Wednesday, January 1, 2014

Just Your Average Holy Name

I stayed up too late the other night watching The Big Lebowski. It’s a movie I’ve seen several times—usually only parts at a time. This time, however, it was late enough for most everyone else to be asleep, which meant I got to watch the whole thing. One of my favorite scenes in the movie is one in which a minor character approaches The Dude and his companions to confront them about an upcoming bowling league match. There’s a pretty pointed exchange about “flashing [one’s] piece in the lane,” which leaves The Dude and the audience stunned. As an expression of astonishment, The Dude says, “Jesus!” to which the other bowler replies, “You said it, man. Nobody f***s with the Jesus.” That bowler, played by John Turturro, is named Jesus Quintana, but, in that moment, when referring to himself as “the Jesus” with whom nobody f***s, Turturro uses the Anglicized pronunciation for the name, so it sounds like he might also be referring to our Lord and Savior.
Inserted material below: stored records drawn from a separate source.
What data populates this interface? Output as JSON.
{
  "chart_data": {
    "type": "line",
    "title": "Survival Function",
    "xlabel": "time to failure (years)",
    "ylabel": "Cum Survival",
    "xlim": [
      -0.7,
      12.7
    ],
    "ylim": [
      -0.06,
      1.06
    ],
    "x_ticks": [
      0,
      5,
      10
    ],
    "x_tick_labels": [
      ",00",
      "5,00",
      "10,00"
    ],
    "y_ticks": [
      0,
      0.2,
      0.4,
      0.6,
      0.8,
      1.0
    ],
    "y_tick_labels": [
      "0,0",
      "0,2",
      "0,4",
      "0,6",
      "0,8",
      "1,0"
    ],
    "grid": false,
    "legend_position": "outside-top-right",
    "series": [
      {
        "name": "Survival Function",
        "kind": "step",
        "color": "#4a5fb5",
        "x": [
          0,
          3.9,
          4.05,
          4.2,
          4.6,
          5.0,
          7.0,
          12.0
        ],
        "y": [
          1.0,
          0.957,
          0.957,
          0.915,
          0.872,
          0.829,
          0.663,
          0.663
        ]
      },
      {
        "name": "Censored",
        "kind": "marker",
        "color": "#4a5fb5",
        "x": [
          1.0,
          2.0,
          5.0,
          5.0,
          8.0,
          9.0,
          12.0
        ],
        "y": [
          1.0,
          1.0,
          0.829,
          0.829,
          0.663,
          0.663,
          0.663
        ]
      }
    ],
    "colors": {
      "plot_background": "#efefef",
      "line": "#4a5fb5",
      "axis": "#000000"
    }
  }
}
Warning: this video clip is NOT censored.



I’ve always liked thinking of Jesus as someone with whom nobody f***s. It’s a funny aphorism that rubs up against our notion of Jesus as both King of Kings and Suffering Servant. And that moment in The Big Lebowski also touches on another curiosity about cultural differences: if you’re going to name your baby “Jesus,” you’d better be of Latin descent.

Who else would name a kid “Jesus?” Earlier this summer, a couple in Tennessee named their baby “Messiah,” which attracted the ire of a local judge, who forced them to change the baby’s name before having that judgment overturned. You can read about that story here. Sure, I’m a clergyperson, which means my kids come under unusual scrutiny, but, ordained or not, I can’t imagine naming a child after Jesus. Yet in Latin culture that’s normal. Why? Because the name Jesus isn’t really all that special.

Not long ago, I noticed my maternal grandmother’s diploma from William and Mary. The whole thing is in Latin, and the translation of the name “William” into the ancient language caught me by surprise: “Gulielmus.” That doesn’t look anything like William, but it’s the same name. Similarly, “Jesus” in English usually refers to one person. But, in most other languages, it’s as common as Jesse or Joshua. In fact, that’s pretty much what “Jesus” means. Our Lord and Savior didn’t have a peculiar name. Surely he was one of hundreds of boys from Nazareth whose head would have turned around when a mother’s voice called out, “Yehoshuah!” So what’s the big deal with Jesus’ name?

Well, his mother and father named him Jesus, as the angel had told them. We read that in the gospel lesson for today, the Feast of theHoly Name. (He was also circumcised, which is a-whole-nother blog post.) But he was also given the name that is above every other name—God’s name. Traditionally, people wouldn’t have written it or said it because of how precious it is, but God’s name is now understood to be Yahweh (sometimes written YHWH). That’s how important God’s name was—so much so that we aren’t even 100% sure what it was because no one said it or wrote it. And we now understand that Jesus, simple though his name was in its day, was also God among us and thus given that holy designation.


Today’s feast reminds me that we worship the God-man, the Word-become-flesh, the incarnate Son of the Father. Each of those designations captures his commonality and his transcendence. He’s just like us but different, too. It’s still Christmas, and it’s worth lingering in that incarnational place at least just a little bit longer. Jesus may not be that common a name in our culture, but it’s not unheard of, yet no one other than him is given God’s own name.